By Ann Elliott

We’ve all heard the saying “Tell them now.” Tell your loved ones now that you love them, because the time will come that you won’t be able to. How do you tell you child every day how much you love him or her? Does the message get lost in the reminders to pick up their room and do their homework? How can we make it come through when you are busy, when you have to correct them, when you can’t give them what they want?

I think these times when children feel our parenting as negative is your chance to say `It’s because I love you’.

At those times when they question us the most we have the choice of whether to express our decision as an absolute rule (because I say so), or as a decision from our love (because I want you to be safe).

My daughter asks me why she needs a babysitter, why she can’t stay at home by herself. After all, she says, she’s almost eleven, and she has friends that have been left alone in the house for the last three years. Now here is the opportunity. Do I say to her, `Because you’re not old enough, and that’s my decision and that’s final’ or do I say to her `Because I love you and you’re too important to me for anything to happen to you’?

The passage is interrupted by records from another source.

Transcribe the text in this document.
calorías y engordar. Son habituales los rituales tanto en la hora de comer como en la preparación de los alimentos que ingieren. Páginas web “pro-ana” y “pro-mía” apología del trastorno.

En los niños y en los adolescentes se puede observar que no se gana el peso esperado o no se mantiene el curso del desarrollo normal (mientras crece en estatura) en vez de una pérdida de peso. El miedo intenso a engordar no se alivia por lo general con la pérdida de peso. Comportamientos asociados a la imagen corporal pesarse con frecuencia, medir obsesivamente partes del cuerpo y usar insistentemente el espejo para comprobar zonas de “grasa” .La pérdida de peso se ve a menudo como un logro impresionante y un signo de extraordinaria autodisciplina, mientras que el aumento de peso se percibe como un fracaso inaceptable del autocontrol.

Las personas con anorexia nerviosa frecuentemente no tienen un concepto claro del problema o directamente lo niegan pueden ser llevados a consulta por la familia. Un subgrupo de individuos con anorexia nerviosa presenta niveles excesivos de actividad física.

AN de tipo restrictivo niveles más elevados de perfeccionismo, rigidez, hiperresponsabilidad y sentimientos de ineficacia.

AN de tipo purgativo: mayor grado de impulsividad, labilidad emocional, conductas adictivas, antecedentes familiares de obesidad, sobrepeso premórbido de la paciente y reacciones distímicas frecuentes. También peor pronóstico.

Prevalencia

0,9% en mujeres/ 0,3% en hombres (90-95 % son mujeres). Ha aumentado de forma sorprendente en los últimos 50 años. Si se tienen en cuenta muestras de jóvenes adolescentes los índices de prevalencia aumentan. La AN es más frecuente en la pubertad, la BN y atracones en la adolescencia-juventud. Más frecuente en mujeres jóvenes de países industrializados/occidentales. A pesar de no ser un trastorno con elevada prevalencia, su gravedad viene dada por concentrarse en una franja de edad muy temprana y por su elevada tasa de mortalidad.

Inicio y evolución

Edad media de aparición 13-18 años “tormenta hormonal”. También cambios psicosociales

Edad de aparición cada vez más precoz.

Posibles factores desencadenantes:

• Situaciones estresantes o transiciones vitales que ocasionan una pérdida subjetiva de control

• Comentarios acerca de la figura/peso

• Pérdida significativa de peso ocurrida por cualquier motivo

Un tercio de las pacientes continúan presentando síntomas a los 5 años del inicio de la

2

Whether you’re the type of parent that can say this in a perfectly serious tone of voice, or you make it into a joke, or make it a dramatic gesture because the `gooey’ emotional feeling is just too much, you can still say it and know it’s the truth. Sometimes I say, “Because I almost died giving birth to you, and I’ve spent 10 years raising you, and spent too much money on you to loose all that investment.” Sometimes I say (clasping my hands dramatically) “My life would be so lonely without you.”

After all, isn’t this what God is saying to us when he asks for obedience: `It’s because I love you, and I want you to be safe.’ As we teach our children that we ask for obedience out of love, we teach that God’s rules for healthy living are just that: guidelines that keep your child safe and healthy, not arbitrary rules to force them to conform and ruin their fun.

If nothing else saying “I love you.” makes it harder for them to argue with you.